Jeżeli według Ciebie wszystko Kościół musiał zmieniać, poprawiać, dorabiać nowe znaczenia, to kiedy to się zaczeło, i jaki był stan wyjściowy?
Nie wiem skąd informacje że ktoś to musiał zmieniać, skoro jest w takim samym stanie, jak w czasach Jezusa.
No chyba że chodzi Ci o głębokie średniowiecze, gdzie faktycznie ludzie uważali że Słońce sobie lata wokół Ziemi, a dopiero potem musieli fałszować to, i wmawiać że to jednak metafora, i tak już jest do dziś.
Otóż, od zawsze było wiadomo, że to przenośnia, tylko w średniowieczu był od tego odchył, i teraz znów KK wrócił na właściwe tory jeśli chodzi o rozumienie biblii.
A nie tak, że w 1,5 tysiąca lat ludzie uważali to za pewniak, a dopiero od niedawna pod wpływem rozwoju nauki, zmieniono to na metafory.

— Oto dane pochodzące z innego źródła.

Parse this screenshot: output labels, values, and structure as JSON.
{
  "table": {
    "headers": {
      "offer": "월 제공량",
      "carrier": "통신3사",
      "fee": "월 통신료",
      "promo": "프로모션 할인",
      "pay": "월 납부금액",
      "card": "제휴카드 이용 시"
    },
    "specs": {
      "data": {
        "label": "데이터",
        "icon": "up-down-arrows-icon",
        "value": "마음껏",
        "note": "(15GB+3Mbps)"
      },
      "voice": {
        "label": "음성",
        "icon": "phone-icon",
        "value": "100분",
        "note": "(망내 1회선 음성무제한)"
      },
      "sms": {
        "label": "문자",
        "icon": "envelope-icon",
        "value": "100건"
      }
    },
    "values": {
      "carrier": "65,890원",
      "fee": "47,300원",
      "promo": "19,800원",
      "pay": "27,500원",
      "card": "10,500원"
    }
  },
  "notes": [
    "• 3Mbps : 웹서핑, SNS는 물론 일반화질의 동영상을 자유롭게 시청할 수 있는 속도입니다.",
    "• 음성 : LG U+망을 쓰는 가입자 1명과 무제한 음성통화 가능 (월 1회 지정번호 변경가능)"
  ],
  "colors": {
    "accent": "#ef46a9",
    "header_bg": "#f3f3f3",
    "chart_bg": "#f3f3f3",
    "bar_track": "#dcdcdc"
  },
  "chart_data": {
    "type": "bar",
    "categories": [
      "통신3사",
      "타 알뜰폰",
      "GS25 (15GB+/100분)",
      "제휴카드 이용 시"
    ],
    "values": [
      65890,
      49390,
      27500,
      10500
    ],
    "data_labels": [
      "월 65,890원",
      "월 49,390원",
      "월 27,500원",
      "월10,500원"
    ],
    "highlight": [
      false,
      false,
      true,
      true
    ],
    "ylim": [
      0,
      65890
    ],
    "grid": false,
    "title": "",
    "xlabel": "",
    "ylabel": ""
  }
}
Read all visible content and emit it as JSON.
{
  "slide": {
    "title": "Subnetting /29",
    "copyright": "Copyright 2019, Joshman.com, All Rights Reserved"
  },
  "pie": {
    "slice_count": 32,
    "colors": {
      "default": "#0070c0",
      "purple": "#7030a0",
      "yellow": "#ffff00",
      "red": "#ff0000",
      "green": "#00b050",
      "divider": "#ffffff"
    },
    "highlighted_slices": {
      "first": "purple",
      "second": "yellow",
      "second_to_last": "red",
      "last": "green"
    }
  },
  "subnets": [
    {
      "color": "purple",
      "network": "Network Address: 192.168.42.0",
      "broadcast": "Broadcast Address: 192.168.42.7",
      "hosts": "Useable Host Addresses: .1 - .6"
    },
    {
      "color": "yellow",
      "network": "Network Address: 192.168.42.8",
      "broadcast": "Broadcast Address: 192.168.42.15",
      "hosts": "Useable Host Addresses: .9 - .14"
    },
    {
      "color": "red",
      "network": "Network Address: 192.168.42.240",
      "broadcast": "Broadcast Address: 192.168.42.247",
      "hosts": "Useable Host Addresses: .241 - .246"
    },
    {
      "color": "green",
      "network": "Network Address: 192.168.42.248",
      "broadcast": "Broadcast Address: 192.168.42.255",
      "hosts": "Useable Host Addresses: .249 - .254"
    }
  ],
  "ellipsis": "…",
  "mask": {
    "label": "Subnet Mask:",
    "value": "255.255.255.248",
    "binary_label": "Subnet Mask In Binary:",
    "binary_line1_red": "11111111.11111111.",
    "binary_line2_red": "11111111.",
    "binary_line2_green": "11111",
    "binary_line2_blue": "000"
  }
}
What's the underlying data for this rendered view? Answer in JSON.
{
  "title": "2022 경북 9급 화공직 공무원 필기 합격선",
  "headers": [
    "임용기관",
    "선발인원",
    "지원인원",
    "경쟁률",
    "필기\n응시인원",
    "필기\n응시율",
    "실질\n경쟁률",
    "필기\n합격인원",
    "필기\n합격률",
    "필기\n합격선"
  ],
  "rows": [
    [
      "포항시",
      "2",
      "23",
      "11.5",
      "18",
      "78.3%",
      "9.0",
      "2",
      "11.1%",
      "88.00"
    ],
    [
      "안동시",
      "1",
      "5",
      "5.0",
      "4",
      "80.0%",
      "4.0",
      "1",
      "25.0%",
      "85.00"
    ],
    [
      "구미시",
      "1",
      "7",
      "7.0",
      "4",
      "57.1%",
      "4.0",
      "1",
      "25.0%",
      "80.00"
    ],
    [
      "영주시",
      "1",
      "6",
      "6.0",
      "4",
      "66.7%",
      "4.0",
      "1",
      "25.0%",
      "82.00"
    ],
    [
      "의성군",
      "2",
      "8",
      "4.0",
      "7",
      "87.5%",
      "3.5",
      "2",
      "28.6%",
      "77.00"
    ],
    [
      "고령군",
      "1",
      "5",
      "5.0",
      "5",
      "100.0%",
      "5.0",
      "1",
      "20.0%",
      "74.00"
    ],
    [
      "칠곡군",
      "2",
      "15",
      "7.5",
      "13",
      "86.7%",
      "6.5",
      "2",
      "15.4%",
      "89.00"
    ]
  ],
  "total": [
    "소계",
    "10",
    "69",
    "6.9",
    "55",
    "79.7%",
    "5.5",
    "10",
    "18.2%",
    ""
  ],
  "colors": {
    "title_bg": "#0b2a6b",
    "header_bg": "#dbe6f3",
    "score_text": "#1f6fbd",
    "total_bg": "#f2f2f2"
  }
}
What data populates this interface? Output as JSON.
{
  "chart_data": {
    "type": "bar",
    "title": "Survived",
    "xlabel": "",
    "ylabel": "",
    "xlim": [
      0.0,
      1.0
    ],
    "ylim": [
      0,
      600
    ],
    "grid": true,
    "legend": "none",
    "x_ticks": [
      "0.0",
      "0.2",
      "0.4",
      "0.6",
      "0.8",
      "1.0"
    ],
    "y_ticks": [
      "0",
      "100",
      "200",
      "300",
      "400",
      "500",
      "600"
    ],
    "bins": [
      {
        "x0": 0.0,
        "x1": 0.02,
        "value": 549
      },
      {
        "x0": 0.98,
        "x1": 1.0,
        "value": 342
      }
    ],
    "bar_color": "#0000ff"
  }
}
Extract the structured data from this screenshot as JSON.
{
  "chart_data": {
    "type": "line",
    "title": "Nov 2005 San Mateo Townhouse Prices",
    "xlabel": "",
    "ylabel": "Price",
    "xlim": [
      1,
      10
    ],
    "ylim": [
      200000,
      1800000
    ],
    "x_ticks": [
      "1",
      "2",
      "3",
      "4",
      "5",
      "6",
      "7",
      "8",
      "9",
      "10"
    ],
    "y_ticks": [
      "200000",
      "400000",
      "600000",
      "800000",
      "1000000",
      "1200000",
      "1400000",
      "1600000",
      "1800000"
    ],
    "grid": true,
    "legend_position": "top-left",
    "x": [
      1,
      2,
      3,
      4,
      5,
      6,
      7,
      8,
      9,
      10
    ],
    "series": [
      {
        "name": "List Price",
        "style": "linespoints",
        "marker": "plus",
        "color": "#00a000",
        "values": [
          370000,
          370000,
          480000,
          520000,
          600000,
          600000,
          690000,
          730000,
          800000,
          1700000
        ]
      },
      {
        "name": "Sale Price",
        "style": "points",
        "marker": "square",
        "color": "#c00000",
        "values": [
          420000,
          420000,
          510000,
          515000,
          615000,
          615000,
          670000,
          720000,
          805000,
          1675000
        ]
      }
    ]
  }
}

Niektóre rzeczy dostrzegasz po upływie jakiegoś czasu. A potem już wiesz, że wcześniej źle myślałeś na dany temat, i dopiero teraz w pełni coś rozumiesz. Podobnie było i z rozumieniem biblii.
Ja to rozumiem i o tym wiem. Wybacz, ale odnoszę wrażenie, że traktujesz mnie jak jakiegoś zbuntowanego dzieciaka. W pewnym sensie masz nawet rację, z tym że o takich rzeczach wiem i jestem całkiem dojrzały jak na swój wiek, choć już podeszły nastoletni. To wręcz aksjomaty
Chciałem skrytykować kreacjonizm, taki był mój cel. Mam świadomość tego, że mogło to zostać tak zinterpretowane, lecz intencje były inne.
Sam fakt istnienia różnych rodzajów Biblii (było ich naprawdę wiele) udowadnia jak bardzo zmieniono pierwotne przesłanie. Czy sądzisz, że przez te wszystkie lata Pismo to nie było edytowane, modyfikowane? Przecież kiedyś jedna z jego wersji została wpisana na sławny indeks ksiąg zakazanych. Nie można było używać innego języka niż łaciński. Dlaczego?
A grałeś kiedyś w głuchy telefon? To może się wydać nieco śmiesznie, ale oddaje jak bardzo można nagiąć prawdę nawet jeśli ma się szlachetne zamiary. Ludzie rekonstruują wspomnienia, to nie są jakieś trwałe reprezentacje.
Średniowiecze nie ukrywam jest głównym przedmiotem mojej krytyki. Problem właśnie polega na tym, że pewne osoby pragną powrotu tej epoki. Dlatego należy wyeliminować kreacjonizm. Nawet kiedyś na usuniętym już koncie zamieściłem artykuł o tragicznych skutkach dosłownej interpretacji, kiedy to rodzice zamiast zadzwonić na pogotowie wybrali modlitwę, a dziecko zmarło i to w XXI wieku. Obecne czasy pomimo właśnie tego typu i podobnych incydentów są bądź co bądź najlepsze (choć to już osobny temat).
No właśnie. To dzięki nauce pozbyto się tych religijnych dyrdymałów. Sama religia (jej przedstawiciele) sobie z tym nie poradziła.